The markets may go back down on Monday, or they might soar.  This year may or may not end with a net gain.  None of that matters to your portfolio, which is slowly increasing in value to the extent that the companies you own are building value in ways that have nothing to do with the headlines.  If the world comes to an end, that will have an impact on the markets that we can measure with some precision.  Short of that, short-term market movements, and particularly the explanations that writers and pundits attach to them, are entertainment—and not especially entertaining at that.

Our recommendation?  Go watch a movie instead.

Friday, December 04, 2015

Mark Zuckerberg Fool or Genius?

You may have read that Facebook founder, chairman and CEO Mark Zuckerberg has announced plans to gift substantially all of his Facebook stock to a philanthropic entity called the Chan Zuckerberg Initiative, named after himself and his wife Priscilla Chan.  The gift would be worth $45 billion, instantly becoming one of the largest philanthropic pools in the world.
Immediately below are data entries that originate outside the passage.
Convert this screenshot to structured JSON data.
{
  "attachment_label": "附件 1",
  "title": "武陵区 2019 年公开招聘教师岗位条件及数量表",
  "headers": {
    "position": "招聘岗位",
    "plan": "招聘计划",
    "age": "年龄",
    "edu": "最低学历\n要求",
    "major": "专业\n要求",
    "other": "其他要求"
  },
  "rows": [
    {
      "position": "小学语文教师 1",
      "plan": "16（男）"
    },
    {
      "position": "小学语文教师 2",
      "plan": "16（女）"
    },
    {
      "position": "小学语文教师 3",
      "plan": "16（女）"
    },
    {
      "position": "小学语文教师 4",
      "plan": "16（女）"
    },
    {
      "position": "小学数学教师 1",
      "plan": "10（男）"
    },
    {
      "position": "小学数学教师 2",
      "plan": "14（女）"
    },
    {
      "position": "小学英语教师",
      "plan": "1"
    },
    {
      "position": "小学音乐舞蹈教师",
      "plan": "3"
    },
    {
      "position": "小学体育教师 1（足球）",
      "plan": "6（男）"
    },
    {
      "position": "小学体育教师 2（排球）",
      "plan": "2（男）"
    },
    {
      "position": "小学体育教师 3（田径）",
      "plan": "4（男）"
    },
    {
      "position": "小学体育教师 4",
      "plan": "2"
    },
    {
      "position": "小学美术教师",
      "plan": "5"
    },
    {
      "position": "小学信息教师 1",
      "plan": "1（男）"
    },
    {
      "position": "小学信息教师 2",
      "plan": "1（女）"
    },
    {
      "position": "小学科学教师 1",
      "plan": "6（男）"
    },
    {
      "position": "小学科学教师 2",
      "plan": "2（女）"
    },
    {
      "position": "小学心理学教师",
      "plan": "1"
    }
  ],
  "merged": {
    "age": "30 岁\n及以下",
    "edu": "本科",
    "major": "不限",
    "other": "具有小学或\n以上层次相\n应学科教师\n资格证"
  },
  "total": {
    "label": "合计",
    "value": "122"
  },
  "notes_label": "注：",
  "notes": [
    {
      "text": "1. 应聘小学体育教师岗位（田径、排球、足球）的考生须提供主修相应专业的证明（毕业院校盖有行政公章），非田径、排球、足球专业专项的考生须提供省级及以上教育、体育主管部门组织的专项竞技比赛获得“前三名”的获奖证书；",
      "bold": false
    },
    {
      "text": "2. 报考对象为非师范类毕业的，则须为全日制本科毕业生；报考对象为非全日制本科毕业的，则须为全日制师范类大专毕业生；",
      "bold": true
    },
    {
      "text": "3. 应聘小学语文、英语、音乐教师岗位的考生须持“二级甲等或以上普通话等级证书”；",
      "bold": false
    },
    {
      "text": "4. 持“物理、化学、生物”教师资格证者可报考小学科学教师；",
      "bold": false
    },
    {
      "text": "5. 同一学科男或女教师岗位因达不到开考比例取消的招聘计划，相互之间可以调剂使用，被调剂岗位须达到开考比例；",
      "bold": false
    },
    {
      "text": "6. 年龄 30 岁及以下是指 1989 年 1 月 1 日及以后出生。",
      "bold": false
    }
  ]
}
The donation is remarkably tax-efficient.  By making the gift in shares rather than cash, Mr. Zuckerberg will get a charitable contribution deduction on Schedule A of his 1040 form, with the deduction based on the fair market value of the shares.  At the same time, he will completely avoid having to pay capital gains taxes on the appreciation of those shares.  The LLC can then sell the Facebook stock or hold it and dole it out to charitable organizations and pay no tax regardless of how big the gain.  Basically it means that one of the world’s great fortunes will never be taxed, while Mr. Zuckerberg will be able to shelter billions of dollars worth of other income from federal taxation.